Le texte est donc né de la contrainte du vocabulaire utilisé dans ces conversations, attrapées à la va-vite. Le spectateur, qui passe de la Place des arts jusqu’à l’intérieur du Complexe Desjardins, ne comprend alors pas tout-à-fait ce qui se passe.

C’est bien normal, explique le directeur artistique, puisque la mission de L’ACTIVITÉ est de garder le spectateur actif. Celui-ci l’est évidemment physiquement, mais aussi “« entre ses deux oreilles, puisqu’il cherche tout le long à trouver un sens à ce qui se passe, il est toujours en train de construire des liens entre l’acteur, la bande sonore, puis l’espace public. »

Photo par Charles Lafrance

Quatre acteurs possibles, le même nombre de mises en scène

Chaque représentation de Ver Solitaire est unique. Bien qu’elles soient toutes unies par le même parcours, la même bande sonore et la même voix, elles sont soumises aux conditions de l’écosystème urbain, telles que la construction, la circulation, les passants et leur regard, la météo, etc.

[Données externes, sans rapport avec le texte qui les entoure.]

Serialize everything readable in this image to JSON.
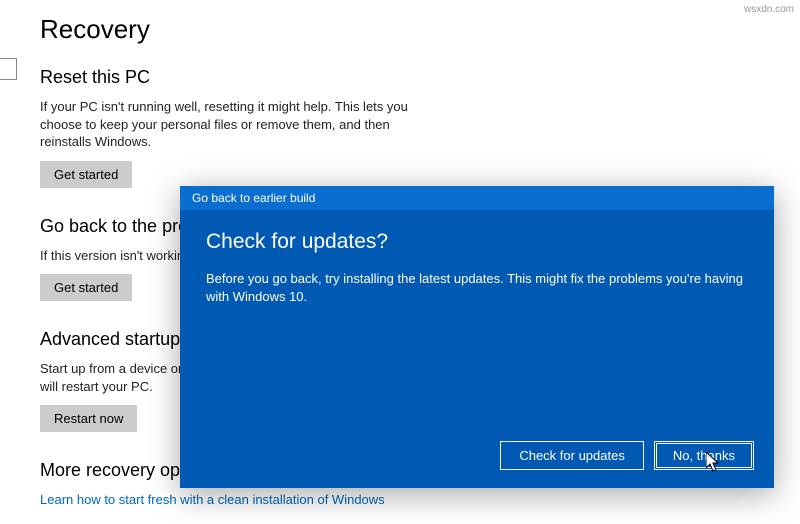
{
  "watermark": "wsxdn.com",
  "page": {
    "title": "Recovery",
    "sections": {
      "reset": {
        "heading": "Reset this PC",
        "body": "If your PC isn't running well, resetting it might help. This lets you choose to keep your personal files or remove them, and then reinstalls Windows.",
        "button": "Get started"
      },
      "goback": {
        "heading": "Go back to the previous",
        "body": "If this version isn't working for",
        "button": "Get started"
      },
      "advanced": {
        "heading": "Advanced startup",
        "body": "Start up from a device or disc (\nWindows startup settings, or re\nThis will restart your PC.",
        "button": "Restart now"
      },
      "more": {
        "heading": "More recovery options",
        "link": "Learn how to start fresh with a clean installation of Windows"
      }
    }
  },
  "dialog": {
    "titlebar": "Go back to earlier build",
    "heading": "Check for updates?",
    "body": "Before you go back, try installing the latest updates. This might fix the problems you're having with Windows 10.",
    "buttons": {
      "check": "Check for updates",
      "no": "No, thanks"
    }
  }
}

Un spectateur aurait raconté à Olivier Choinière qu’alors que son guide et lui entraient dans la station de métro Place d’Armes, une troupe de policiers armés y était également. Dans les écouteurs, la voix disait « […] des armes que je vais dispatcher […] ».

En plus de ces éléments hors du contrôle du scénariste, quatre acteurs différents sont mis en scène, chacun par son propre metteur en scène. Ces derniers ont donc leur propre interprétation de l’aventure, guidé par le montage sonore.

Revendiquer le théâtre et la ville

Le directeur artistique n’en est pas à sa première déambulation sonore: Ver Solitaire est en fait sa huitième. Il est également l’homme derrière Bienvenue à (une ville dont vous êtes le touriste) et Ascension.

L’envie de créer ce genre de pièce lui vient d’un besoin de « revendiquer la ville et l’espace public comme une scène de théâtre », ainsi que de « revendiquer le théâtre comme une agora publique, comme un espace de prise de parole. »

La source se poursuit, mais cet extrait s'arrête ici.